The June, 2000 issue of the ISBA Real Estate Section Council newsletter, “Real Property”, Vol 45, No. 6, contains a detailed discussion of the developments in tenancy by the entirety and fraudulent conveyance,  (Premier Property v. Chavez, E.J. McKernan, and In re Marriage of Del Guidice), in an article by Robert H. Rappe, Jr. and Steven C. Lindberg entitled “Supreme Court provides some guidance for advising clients on holding title as tenants by the entirety”.  Jordan Shifrin and Laurence B. Hirsch also have some interesting perspectives on the case law developments noted in recent months relating to the fiduciary duties owed by a developer to fund capital reserves in townhome and condominium projects.  In “Saving for a rainy day; The developer’s fiduciary duty to fund capital reserves” the cases of Maercker v. Point Villas Condominium Association, Board of Managers of Weathersfield Condominium Association v. Schaumburg Limited Partnership, and Seven Bridges Courts Association v. Seven Bridges Development, Inc. are analyzed noting that: “it is imperative to keep in mind that condominium declarations are essentially contracts. Because they are contracts, the caselaw seems to draw a line in the sand…and…although the courts have drawn lines, it is clear that condominium and homeowner associations must wait for the next move to be taken by real estate developers.”  Finally, this same issue has an excellent article for those real estate lawyers who do not often see the seamier side of the business entitled “FLIP! Not just another four-letter word” by Lynn W. Wilburn.  Lynn coaxes us all to do some late night TV watching with her note that the proliferation of fraudulent transactions can be attributed to Informercials on how to buy real estate with no money, notes that “the primary culprit for the majority of these frauds currently under investigation is the mortgage broker”, and then gives us the “ABC’s of FLIP transactions”.

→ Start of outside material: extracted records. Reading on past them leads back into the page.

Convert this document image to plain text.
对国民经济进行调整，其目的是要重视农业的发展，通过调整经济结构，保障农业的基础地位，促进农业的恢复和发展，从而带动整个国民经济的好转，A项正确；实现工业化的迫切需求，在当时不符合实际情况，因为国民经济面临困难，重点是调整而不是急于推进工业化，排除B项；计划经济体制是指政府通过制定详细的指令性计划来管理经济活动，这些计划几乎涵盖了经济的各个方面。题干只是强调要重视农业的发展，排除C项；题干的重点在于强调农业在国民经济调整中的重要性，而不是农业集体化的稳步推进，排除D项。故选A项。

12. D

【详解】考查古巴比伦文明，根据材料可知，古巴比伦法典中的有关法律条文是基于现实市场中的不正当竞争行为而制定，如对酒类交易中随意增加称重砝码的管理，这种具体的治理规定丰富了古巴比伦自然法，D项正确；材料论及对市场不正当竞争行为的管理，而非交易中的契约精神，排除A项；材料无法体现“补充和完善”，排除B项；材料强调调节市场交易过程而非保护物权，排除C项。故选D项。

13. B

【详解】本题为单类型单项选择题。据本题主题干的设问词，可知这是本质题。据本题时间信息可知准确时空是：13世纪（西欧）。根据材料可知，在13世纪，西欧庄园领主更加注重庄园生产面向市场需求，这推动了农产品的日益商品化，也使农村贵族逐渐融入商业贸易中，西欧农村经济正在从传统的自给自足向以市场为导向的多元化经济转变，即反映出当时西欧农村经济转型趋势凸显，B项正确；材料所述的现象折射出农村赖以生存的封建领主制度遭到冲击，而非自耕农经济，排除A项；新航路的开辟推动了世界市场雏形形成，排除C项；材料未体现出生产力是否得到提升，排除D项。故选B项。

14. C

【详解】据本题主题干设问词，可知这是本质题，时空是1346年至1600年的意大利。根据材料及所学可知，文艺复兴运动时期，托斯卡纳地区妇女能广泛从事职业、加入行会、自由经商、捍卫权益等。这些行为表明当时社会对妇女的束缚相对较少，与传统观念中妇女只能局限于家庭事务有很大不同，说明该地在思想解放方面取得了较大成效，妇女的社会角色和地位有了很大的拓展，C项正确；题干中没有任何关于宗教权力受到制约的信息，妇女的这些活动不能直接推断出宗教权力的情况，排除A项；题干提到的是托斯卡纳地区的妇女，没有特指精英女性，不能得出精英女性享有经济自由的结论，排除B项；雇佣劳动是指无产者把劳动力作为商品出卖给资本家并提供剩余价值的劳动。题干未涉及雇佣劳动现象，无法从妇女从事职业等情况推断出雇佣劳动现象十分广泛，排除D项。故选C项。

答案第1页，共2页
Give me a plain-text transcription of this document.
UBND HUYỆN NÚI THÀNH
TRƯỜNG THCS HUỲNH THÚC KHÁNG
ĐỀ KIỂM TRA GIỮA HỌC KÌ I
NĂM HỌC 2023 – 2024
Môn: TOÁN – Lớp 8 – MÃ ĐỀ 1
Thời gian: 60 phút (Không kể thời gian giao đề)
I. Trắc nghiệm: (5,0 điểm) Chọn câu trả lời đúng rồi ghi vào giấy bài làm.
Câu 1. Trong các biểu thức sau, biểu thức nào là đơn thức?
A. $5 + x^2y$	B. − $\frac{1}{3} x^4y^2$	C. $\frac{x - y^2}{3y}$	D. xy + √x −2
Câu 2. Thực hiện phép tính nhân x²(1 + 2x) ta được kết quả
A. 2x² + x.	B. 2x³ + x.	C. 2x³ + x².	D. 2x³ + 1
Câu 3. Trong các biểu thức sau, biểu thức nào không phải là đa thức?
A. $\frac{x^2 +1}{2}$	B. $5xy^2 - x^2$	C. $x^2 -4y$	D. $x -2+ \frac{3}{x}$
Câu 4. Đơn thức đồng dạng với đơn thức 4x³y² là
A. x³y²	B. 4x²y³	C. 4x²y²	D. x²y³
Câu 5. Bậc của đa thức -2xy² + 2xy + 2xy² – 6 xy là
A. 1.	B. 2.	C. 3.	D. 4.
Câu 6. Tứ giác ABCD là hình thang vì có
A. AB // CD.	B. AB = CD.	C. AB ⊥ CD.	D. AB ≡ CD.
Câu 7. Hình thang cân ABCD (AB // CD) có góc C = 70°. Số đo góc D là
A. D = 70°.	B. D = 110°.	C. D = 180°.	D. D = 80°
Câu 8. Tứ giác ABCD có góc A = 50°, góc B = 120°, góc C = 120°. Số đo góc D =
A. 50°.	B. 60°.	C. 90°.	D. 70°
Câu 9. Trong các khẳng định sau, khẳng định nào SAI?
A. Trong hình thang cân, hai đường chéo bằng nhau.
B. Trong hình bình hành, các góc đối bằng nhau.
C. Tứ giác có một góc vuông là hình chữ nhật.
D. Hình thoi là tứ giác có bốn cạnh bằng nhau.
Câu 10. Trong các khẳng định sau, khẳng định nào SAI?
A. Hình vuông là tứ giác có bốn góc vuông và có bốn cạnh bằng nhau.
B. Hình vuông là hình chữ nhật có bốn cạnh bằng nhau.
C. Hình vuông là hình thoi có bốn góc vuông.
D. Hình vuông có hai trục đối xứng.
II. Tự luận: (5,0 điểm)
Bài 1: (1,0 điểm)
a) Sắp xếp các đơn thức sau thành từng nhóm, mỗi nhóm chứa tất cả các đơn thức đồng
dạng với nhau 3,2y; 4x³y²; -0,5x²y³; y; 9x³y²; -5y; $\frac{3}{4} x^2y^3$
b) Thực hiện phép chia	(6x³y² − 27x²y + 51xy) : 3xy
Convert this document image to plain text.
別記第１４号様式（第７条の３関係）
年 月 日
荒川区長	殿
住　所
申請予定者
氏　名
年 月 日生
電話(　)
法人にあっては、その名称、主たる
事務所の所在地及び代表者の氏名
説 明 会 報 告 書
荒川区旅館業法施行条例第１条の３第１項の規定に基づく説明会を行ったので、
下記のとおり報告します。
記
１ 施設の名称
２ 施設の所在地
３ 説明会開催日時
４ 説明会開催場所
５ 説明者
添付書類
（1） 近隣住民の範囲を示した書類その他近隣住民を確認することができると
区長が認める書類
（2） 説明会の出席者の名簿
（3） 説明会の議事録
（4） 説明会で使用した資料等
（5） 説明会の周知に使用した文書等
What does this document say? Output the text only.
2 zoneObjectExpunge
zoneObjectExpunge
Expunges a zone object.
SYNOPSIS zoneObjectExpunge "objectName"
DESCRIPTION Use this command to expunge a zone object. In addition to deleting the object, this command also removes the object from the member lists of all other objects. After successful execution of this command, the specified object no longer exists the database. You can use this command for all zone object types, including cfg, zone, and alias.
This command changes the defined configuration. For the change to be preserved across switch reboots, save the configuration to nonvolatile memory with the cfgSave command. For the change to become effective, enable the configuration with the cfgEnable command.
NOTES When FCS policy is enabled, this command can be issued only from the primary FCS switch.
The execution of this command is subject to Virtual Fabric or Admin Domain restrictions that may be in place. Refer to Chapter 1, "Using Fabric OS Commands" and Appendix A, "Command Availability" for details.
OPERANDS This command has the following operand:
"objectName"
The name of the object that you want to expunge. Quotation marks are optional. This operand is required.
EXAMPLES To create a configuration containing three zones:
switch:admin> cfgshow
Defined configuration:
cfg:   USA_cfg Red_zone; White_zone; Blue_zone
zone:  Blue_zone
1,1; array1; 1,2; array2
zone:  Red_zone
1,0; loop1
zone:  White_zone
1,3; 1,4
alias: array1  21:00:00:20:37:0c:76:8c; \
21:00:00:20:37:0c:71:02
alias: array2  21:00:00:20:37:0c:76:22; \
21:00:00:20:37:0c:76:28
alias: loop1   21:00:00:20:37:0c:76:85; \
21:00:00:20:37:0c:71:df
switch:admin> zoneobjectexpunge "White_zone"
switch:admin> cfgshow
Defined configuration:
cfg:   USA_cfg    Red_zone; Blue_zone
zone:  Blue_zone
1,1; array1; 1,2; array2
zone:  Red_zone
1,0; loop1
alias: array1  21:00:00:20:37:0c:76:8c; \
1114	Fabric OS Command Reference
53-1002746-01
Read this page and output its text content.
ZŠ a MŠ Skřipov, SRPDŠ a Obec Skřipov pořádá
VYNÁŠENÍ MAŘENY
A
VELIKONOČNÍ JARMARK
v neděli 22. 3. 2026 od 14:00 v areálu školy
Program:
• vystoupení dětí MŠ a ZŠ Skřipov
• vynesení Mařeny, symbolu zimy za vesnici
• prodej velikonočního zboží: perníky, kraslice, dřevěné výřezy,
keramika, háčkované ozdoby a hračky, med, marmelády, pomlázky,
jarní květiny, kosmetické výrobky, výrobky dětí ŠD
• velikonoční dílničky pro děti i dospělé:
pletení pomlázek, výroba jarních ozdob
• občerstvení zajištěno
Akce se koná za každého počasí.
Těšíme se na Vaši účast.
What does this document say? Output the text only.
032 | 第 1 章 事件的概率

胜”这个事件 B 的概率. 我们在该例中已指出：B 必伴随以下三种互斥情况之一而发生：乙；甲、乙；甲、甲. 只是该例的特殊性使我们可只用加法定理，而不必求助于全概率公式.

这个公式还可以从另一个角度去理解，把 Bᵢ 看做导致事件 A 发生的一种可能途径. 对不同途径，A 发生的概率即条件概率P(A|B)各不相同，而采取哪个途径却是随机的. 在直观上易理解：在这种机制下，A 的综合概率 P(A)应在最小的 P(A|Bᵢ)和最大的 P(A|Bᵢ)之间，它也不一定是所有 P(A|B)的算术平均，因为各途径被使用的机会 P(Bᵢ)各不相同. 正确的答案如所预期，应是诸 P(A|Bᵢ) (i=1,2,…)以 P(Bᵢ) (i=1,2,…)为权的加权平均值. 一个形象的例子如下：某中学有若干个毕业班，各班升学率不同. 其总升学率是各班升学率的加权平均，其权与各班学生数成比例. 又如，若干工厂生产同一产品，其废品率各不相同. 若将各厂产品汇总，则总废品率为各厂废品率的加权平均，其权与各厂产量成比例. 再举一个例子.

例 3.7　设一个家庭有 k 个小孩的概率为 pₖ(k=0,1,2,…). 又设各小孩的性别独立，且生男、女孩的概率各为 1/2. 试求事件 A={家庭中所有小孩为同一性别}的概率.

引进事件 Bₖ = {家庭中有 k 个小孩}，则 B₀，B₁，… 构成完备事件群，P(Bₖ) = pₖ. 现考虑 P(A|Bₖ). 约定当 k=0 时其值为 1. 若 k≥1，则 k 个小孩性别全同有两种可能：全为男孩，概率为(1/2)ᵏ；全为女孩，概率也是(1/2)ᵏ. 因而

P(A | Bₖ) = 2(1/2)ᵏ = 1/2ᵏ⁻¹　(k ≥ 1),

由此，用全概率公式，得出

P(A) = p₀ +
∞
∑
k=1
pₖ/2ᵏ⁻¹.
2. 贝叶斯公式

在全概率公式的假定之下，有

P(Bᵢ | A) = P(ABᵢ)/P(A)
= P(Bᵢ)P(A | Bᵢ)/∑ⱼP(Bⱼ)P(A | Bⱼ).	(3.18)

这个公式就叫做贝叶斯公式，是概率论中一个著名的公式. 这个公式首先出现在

The controversy between the Illinois Real Estate Lawyers Association and Koenig & Strey over the memo Koenig & Strey circulated among its offices advising real estate sellers that they do not need representation by attorneys at closing has it a new crescendo.  The IRELA response to the memo advising seller’s that Koenig & Strey’s title company would prepare closing documents and provide the seller with “everything except a bill for attorney’s fees” has been firm and steadfast; even in the face of a “counter-memo” directed to the “The Officers, Directors and 192 Members Illinois Real Estate Lawyers Association” dated June 22, 2000.  In that memo, President of Koenig & Strey, Christopher J. Eigel, states that “our internal e-mail of February 9, 2000 that touched off this issue has been wholly repudiated, (but) early attempts to clarify it were not perceived to have been successful.”  IRELA President, John O’Brien, countered that his Association now numbers in excess of 700 members, (a dramatic increase not unrelated to the stance IRELA has taken on this issue), and notes that “…our members have reported…the sudden increase in occurrence of unrepresented sellers…”  IRELA is vowing to institute legal proceedings in the immediate future because of the high incidence of Koenig & Strey transactions in which closing documents, with the exception of the deed, are being prepared by Koenig & Strey Title and the deed is prepared by a private attorney without regard to the provisions indicating that such conduct is an ethical violation and aids the unauthorized practice of law found in ISBA Ethics Opinion No. 94-1.  The Illinois State Bar Association Board of Governors voted on May 19, 2000 to file an amicus curiae brief in support of IRELA’s position in litigation. The announcement of this position and an article dealing with the situation was printed in the June 15, 2000 ISBA BAR NEWS, Vol. 48 No. 23.